Still, Duffy says, this blunder is nowhere near the impact of Warren’s heritage issue, which she says was mishandled and could follow her until the election.

Wrong Reaction

“She handled it so badly, and that didn’t help,” she said. “This is something that should have been a one or two day story that ended up being a six week story.”

Duffy said that Warren’s first mistake was not taking the issue seriously enough.

“I get the sense she didn’t take it seriously. I think she needed to get out there and address it right away,” she said. “Not with a cookbook, not with cheekbones… and she didn’t.”

When GoLocal last spoke with Warren about the issue, she said, “It was a source in our family of importance… When Scott Brown says my mother and father are not telling the truth, he’s gone too far. I think he does owe me an apology… Let me rephrase that. He owes me and my three brothers an apology.”

‘The press uncovered other things which simply raised more doubts about her credibility. It was one of those things she should have addressed pretty forthrightly in the same news cycle, but she couldn’t even say with a straight face that she had been forthcoming and done everything she needed to do,” Duffy said.

When asked whether she thought that this was a big enough blunder to follow Warren to the ballot box, Duffy said, “It wouldn’t surprise me, but I think it impacts her in a very subtle way that’s not necessarily going to show up in polls.”

“Democrats saying, ‘We don’t see any evidence of it affecting her,’ but I don’t think they know that,” she said. “In some ways I think it goes to trust. Does it raise doubt in people’s minds? In some ways I think it does.”

Voter’s Minds

Duffy said that blunders have the power to leave a lasting mark on a candidate.

“There’s this saying in politics, ‘Sometimes the cover-up is worse than the mistake,’ and this was one of those times, I think. It just made people doubt her and the story kept going,” she said. “(Brown’s comment) isn’t like the native American thing. It doesn’t carry that kind of punch.
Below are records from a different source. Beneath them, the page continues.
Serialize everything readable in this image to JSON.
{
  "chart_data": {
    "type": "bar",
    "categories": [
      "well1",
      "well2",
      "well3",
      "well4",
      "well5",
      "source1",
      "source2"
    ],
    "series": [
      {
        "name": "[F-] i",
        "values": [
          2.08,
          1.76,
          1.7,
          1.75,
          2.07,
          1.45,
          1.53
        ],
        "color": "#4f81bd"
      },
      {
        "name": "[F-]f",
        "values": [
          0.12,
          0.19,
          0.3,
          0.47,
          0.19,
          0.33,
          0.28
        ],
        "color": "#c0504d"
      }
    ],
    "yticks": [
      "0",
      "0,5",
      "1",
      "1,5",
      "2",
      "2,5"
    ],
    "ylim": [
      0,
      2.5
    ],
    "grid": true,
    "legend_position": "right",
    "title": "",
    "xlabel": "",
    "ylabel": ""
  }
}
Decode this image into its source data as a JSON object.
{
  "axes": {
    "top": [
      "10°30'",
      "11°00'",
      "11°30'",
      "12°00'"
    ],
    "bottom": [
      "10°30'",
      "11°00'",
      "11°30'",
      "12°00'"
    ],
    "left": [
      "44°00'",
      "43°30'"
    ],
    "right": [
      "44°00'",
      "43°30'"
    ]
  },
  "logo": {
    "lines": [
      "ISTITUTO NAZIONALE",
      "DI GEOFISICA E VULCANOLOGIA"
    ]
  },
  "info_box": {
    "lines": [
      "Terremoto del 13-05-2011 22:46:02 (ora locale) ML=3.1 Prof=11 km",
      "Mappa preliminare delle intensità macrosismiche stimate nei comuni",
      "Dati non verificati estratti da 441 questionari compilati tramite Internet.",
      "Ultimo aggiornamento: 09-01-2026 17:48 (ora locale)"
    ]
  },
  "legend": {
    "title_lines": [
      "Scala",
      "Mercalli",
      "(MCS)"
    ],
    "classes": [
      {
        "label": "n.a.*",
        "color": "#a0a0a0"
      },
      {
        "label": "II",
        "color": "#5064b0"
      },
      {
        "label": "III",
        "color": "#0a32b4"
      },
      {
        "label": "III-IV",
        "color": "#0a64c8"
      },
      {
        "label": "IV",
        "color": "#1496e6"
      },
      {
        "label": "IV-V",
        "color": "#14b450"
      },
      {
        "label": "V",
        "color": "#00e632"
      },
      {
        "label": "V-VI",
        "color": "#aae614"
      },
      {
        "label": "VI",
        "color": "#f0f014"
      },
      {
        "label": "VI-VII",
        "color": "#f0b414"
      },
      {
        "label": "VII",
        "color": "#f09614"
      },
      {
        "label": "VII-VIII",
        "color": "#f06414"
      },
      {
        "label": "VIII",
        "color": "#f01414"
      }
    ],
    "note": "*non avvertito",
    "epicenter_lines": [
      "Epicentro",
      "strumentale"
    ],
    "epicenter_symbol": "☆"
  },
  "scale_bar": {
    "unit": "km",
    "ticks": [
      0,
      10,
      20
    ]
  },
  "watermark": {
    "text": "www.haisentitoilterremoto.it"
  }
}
That really much more gets to her personal narrative and who she really is.

This type of mistake was one that shook voters’ thoughts about Warren, she said. “She had a very carefully scripted narrative about who she is and how she grew up and this cast some of those claims for some voters in doubt.”

Despite this blunder and an inability for Democrats to prove through polls whether or not it hurt Warren, Duffy says that voters ultimately have something else on their minds: jobs.

“I don’t think at the end of the day this is what voters truly care about. I don’t think it is truly going to decide their vote,” she said.

What to Expect in Upcoming Debates

Warren recently agreed to a debate in Worcester, but despite the arena, Duffy says the clear topics will revolve around a few key issues.

“They’re going to talk a lot about his record. That’s what Warren is going to go for,” she said. “I think they’re going to talk a lot about specific issues like the Financial Services Reform Bill, and depending on what happens with healthcare in the Supreme Court, they may talk about that.”

Duffy also added that “I’m sure they’ll talk about Native Americans and queens and kings, too, but when it comes down to it, the economy is what voters care most about right now – that’s really in every poll I look at in every state, this is what I see.”